Spreading clothes in the path of a great person as a sign of homage is one that has a long history. The "leafy branches" (John calls them palms, which makes sense!) may have recalled the dedication of the Temple under Simon Maccabæus two hundred years before (read all about it in 1 Macc 13, if your Bible includes it!). But the words the crowd shout give the clearest indication of what they thought.

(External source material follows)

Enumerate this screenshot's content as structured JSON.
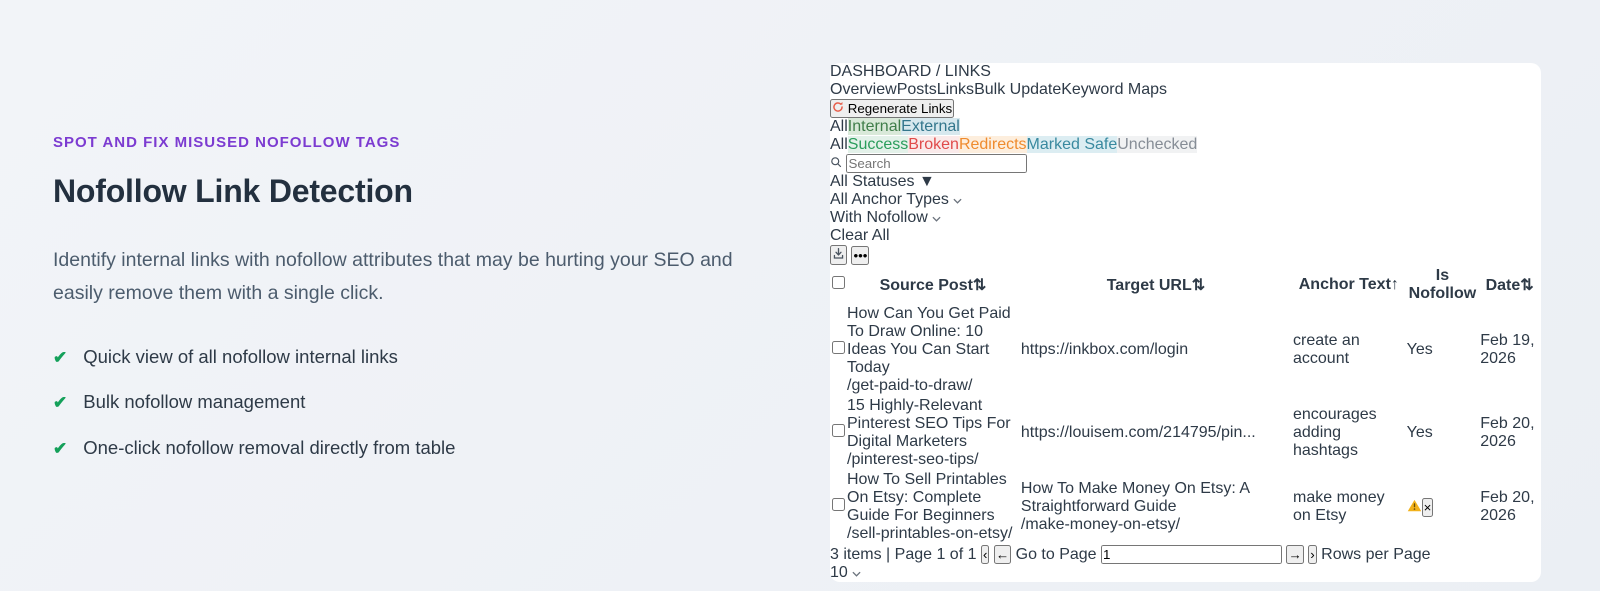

"Hosanna" means "save" or "help" (to see the word in context, look at 2 Sam 14:4 or 2 Kings 6:26), and here the crowd's words recall Psalm 118:25 - a psalm which to the first Christians was full of references to Jesus. ("The stone which the builders rejected has become the chief cornerstone.") The son of David, the Messiah, will bring this help, which will reach not only to the ends of the earth, as Zechariah prophesied, but to the highest heaven as well. In this context, quoting the next verse of the psalm, "Blessed is the one who comes in the name of the LORD", confirms that the crowd, in the eyes of all four evangelists, were welcoming Jesus not only as king, but as Messiah.
In the first three Gospels, Jesus' entry into Jerusalem is followed by a visit to the Temple, where he overturns the tables of the money-changers and the seats of the pigeon-traders. The LORD, as Malachi predicted, has come, suddenly. The point is not that the traders were swindlers, nor is it that they were defiling holy ground (for how else could people obtain animals to sacrifice or change their heathen money (with Cæsar's head on it) into currency that complied with the Bible's ban on images?) The point is that the rôle of the Temple is drawing to an end. The One who comes in the name of the LORD will put an end to the time when people need to burn cows or slit the throats of sheep to win God's favour.
For the donkey carried on its back the one who had come to put an end to these crude offerings. Here was the Passover lamb who would take away the world's sin and misery, and would save us all, once and for all time. Here was the one whose gift to us was God's own life, not riding on a glorious and majestic cloud, but riding on a donkey.